Friday, December 8, 2023

Scripture and tradition. . .

Although the assaults of Roman apologists upon sola Scriptura are sometimes quaint and laughable about how little they know of what it means, the Protestants who beat their chest in defense of the same are equally as obnoxious.  I frankly do not know what Protestants mean when they say sola Scriptura but I know that Lutherans do NOT mean a naked book, stripped from its context, and set apart from the living community of faith that is gathered by that Word.  Lutherans are not shy about confessing the apostolic tradition that Scripture creates and that is passed on with the Word so that each generation does not begin at square one to decide what the Word really says.  If you read our Confessions you see the ample and abundant quotes from the fathers to show that what we confess is neither new or novel but what has always and everywhere been believed.
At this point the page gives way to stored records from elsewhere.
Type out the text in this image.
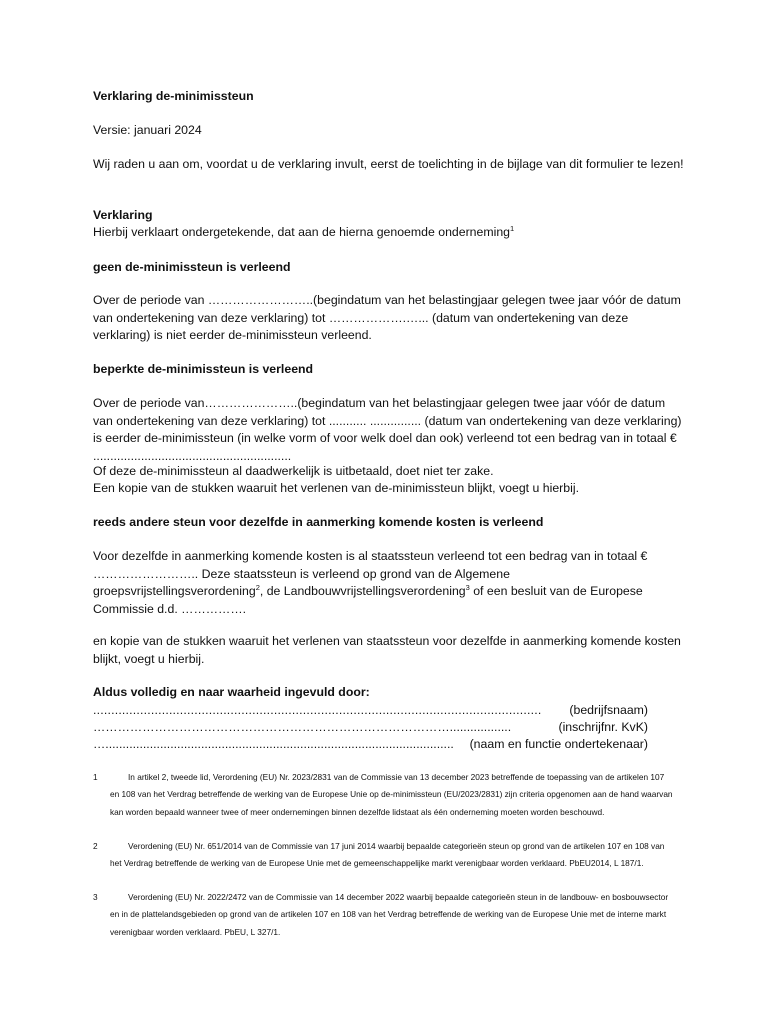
Verklaring de-minimissteun

Versie: januari 2024

Wij raden u aan om, voordat u de verklaring invult, eerst de toelichting in de bijlage van dit formulier te lezen!

Verklaring

Hierbij verklaart ondergetekende, dat aan de hierna genoemde onderneming$^1$

geen de-minimissteun is verleend

Over de periode van ……………………..(begindatum van het belastingjaar gelegen twee jaar vóór de datum van ondertekening van deze verklaring) tot ……………….…... (datum van ondertekening van deze verklaring) is niet eerder de-minimissteun verleend.

beperkte de-minimissteun is verleend

Over de periode van…………………..(begindatum van het belastingjaar gelegen twee jaar vóór de datum van ondertekening van deze verklaring) tot ........... ............... (datum van ondertekening van deze verklaring) is eerder de-minimissteun (in welke vorm of voor welk doel dan ook) verleend tot een bedrag van in totaal € ..........................................................

Of deze de-minimissteun al daadwerkelijk is uitbetaald, doet niet ter zake.

Een kopie van de stukken waaruit het verlenen van de-minimissteun blijkt, voegt u hierbij.

reeds andere steun voor dezelfde in aanmerking komende kosten is verleend

Voor dezelfde in aanmerking komende kosten is al staatssteun verleend tot een bedrag van in totaal € …………………….. Deze staatssteun is verleend op grond van de Algemene groepsvrijstellingsverordening$^2$, de Landbouwvrijstellingsverordening$^3$ of een besluit van de Europese Commissie d.d. …………….

en kopie van de stukken waaruit het verlenen van staatssteun voor dezelfde in aanmerking komende kosten blijkt, voegt u hierbij.

Aldus volledig en naar waarheid ingevuld door:

............................................................................................................................	(bedrijfsnaam)
……………………………………………………………………………..................	(inschrijfnr. KvK)
…......................................................................................................	(naam en functie ondertekenaar)
1	In artikel 2, tweede lid, Verordening (EU) Nr. 2023/2831 van de Commissie van 13 december 2023 betreffende de toepassing van de artikelen 107 en 108 van het Verdrag betreffende de werking van de Europese Unie op de-minimissteun (EU/2023/2831) zijn criteria opgenomen aan de hand waarvan kan worden bepaald wanneer twee of meer ondernemingen binnen dezelfde lidstaat als één onderneming moeten worden beschouwd.

2	Verordening (EU) Nr. 651/2014 van de Commissie van 17 juni 2014 waarbij bepaalde categorieën steun op grond van de artikelen 107 en 108 van het Verdrag betreffende de werking van de Europese Unie met de gemeenschappelijke markt verenigbaar worden verklaard. PbEU2014, L 187/1.

3	Verordening (EU) Nr. 2022/2472 van de Commissie van 14 december 2022 waarbij bepaalde categorieën steun in de landbouw- en bosbouwsector en in de plattelandsgebieden op grond van de artikelen 107 en 108 van het Verdrag betreffende de werking van de Europese Unie met de interne markt verenigbaar worden verklaard. PbEU, L 327/1.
For this reason, I find myself more and more adding the words and the apostolic tradition to references of Scripture.  This is not because I have changed my thinking or that Lutherans have.  It is because I fear it is not quite precise enough in our age of confusion to fail to include it.  The issue for sola Scriptura was not whether there was a living tradition that was created by surrounded the Word but authority.  Rome has abundant authorities.  From council to papacy to tradition to Scripture, Rome appeals to a series authorities which conflict and contradict each other.  Luther was absolutely correct here.  But the Lutherans did not dismiss these things in their entirety.  Scripture is our highest authority.  The Word of the Lord endures forever, long after everything else has passed away.  I do not understand how you can mistake this.  The Bible is clear.  There are abundant warnings about adding to the Word and taking away from it.  

Yet the Bible does not belong to the individual -- it is the Church's book.  You do not get to sit alone with your Bible and decide on what it means in what it says.  If that is true, then we have traded a single papacy for a popes as many as their are believers and Scripture ends up saying nothing at all.  We live within the legacy of the faithful who have gone before us.  Really, it is not that hard.  Sure, there are those in every generation who have some unique, weird, strange, and stupid ideas about what Scripture means when it says something.  But even more true is the fact that there is great consistency of belief through the ages so that we are not left to guess or decide for ourselves what the Word of God means in what it says.  This apostolic tradition that lives through its passing down through the generations is certainly not an independent authority nor does it compete with Scripture.  But it does complement the Scripture and it norms our questions just as it does our confession.  The Lutheran Confessions do just that.  They do not impose upon Scripture an alien voice but echo from Scripture what is good, right, true, and faithful.  Creeds and confessions are always normed by the Scriptures but in their faithfulness they also norm what we believe, teach, and confess.

A while ago I lamented that there is precedent for every screwball teaching, error, and heresy.  Of course there is.  There is nothing new under the sun (I read that somewhere).  But we do not live by the precedent of the fringe.  We live by the faithfulness of those in the way, who in their own time proved faithful in words and works and whose witness is added to the living witness of those who believed, believe, and will believe.  So it matters not if some teacher of the past wandered off into the rough places of error or apostasy.  It does not matter even if they were not the first to go there.  The way is narrow.  That must also refer to the width of orthodoxy as much as it refers to Christ alone.  Why can't we just say that?  Why does Rome try to laugh off sola Scriptura when its house is filled with contradiction by the authorities it claims to be guardians of the truth?  Why do Lutherans act as if the apostolic tradition is suspect and if everyone would read Scripture alone they would end up believing as we do?  We don't have to play that game.  Rome is still in a quest for true authority to govern and preserve the faith and the current pope is not fairing well in that game.  Lutherans are not like the Protestants who wave their big floppy Bibles and thus proclaim themselves the true visible sect on earth.  But the games go on.  This Lutheran is tired of the game.  Our first Confession said it best.  We confess the catholic doctrine and abide by the catholic practice and if we are wrong we will change.  That is the Augustana principle through which all our confessional documents must be read.  In it we practice a healthy view of apostolic tradition that gives a context to sola Scriptura which should distance us from Christians who think they have a pipeline to the Holy Spirit and an infallible understanding of what Scripture says (even if they are alone in confessing it).

1 comment:

Wurmbrand said...

The Church is the pillar and bulwark of the true faith. She teaches and demonstrates the apostolicity of her doctrine by binding on the consciences of the Faithful only those things that are demonstrably Biblical. The Church is pastoral. Her concern is always that the sheep may be fed. She loves them and so she passes on, generation by generation, the truth, of which she is custodian, and she does this through the Word of the Living God.